I’m sat at my desk and it’s a cold morning here in Bernal Heights. But before you begin to worry too much about me—fear not!—it’s important to note that despite my nose being cold and my focus wondering all over the darn place, I have drunk at least a gallon of coffee and propped up in front of me is Keith Houston’s book about books called—somewhat mysteriously—THE BOOK.
It’s a truly lovely thing and it taunts me with its loveliness.

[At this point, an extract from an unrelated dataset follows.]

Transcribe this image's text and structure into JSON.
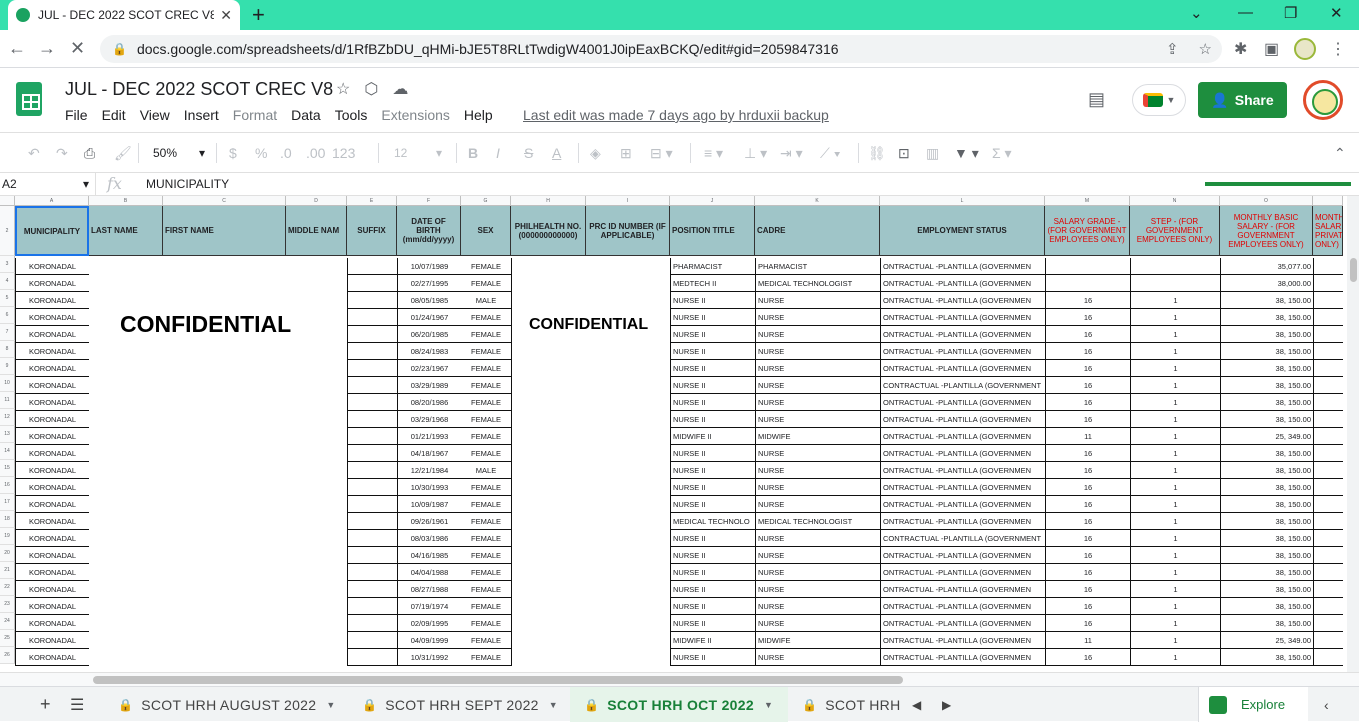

THE BOOK is a follow-up to Shady Characters, another book that Keith published way back in 2014 which happens to be all about the typographical marks like ? and ! and & that we tend to overlook. I remember fervently reading Shady Characters whilst I lived in Nottingham and oh! how envious I was that Keith could write about Big and Important things, historical things, whilst also being light-footed and charming. That’s a particularly difficult thing to do when it comes to writing about typography because there’s an incentive to preach, to belittle, to punch down (I hate Comic Sans! Ugh, look that em dash! Ugh look how much I am struggling with the ugliness of this mortal coil! Ugh!)
With these books, Keith politely sweeps all of it away.
Keith’s most impressive achievement isn’t the books, despite how lovely and charming they might be. Instead, it’s the absolutely perfect blog of his—it contains a collection of notes and rambles about typography with each post overflowing with footnotes, deviations, thoughts elsewhere.
I just love that feeling of stumbling onto a blog and watching a mind at work like this.
I had this experience with Christina Tran’s website not so long ago where I gasped at how she creates this completely beautiful mess of hyperlinks that point in ten thousand different directions. There is no order here, only pure chaos. And yet, I love it, it captures the messiness of things exquisitely.
Returning to Shady Characters though: take this blog post from Houston called Miscellany № 88: a tale of two signs. It begins by looking closely at a sign and then falling down a rabbit hole, being swept up by the peculiar punctuation at the end:
There are so many lovely and yet utterly useless facts in this one post, such as this extract from Rodney Sampson’s Nasal Vowel Evolution in Romance:
In the Latinate languages that preceded modern Spanish and Portuguese, a dash or ‘~’ placed above a vowel indicated the omission of a following n or m — a so-called nasal consonant — so that, for example, aurum, or gold, could be abbreviated to aurũ.
How wondrously useless that fact is!
Although, as well researched and as thoughtful as Houston might be there’s a messiness at work here that I love; it is the true great quality of a blog. That permission to roam, to let your curiosity grab you by the lapel and hoist you across fifteen different subjects over the course of a single paragraph; blogging is pointing at things and falling in love.
But all this reminds me of something else.
One of my all-time favorite TV shows is James Burke’s Connections—the entire show is effortlessly watchable—and James is the master of pointing at things, forcing us to look at the world upside-down-inside-out-the-wrong-way-round. James is the penultimate blogger, the King of the Blogosphere—of asking questions that a child might blurt out and then, without shame, letting all the answers tumble out of you and all around until you’re left gasping for air.
(If you only have a minute, James also made the greatest shot in television.)
I’d say the premise of Connections is this: there’s no such thing as a subject. We’ve taught ourselves that there are fields of expertise and that we must confine ourselves to one of them. For example: I’m a web designer so why on earth should I learn about ecology? But James argues: shut up. Mathematics is chemistry is literature is engineering is publishing. Learning about how an elevator works teaches us about the history of computing, of metal, of systems.
All of these subjects excitedly blur together when you look at them closely and really that’s what I hope to do with Adventures; point at the things until they blur together.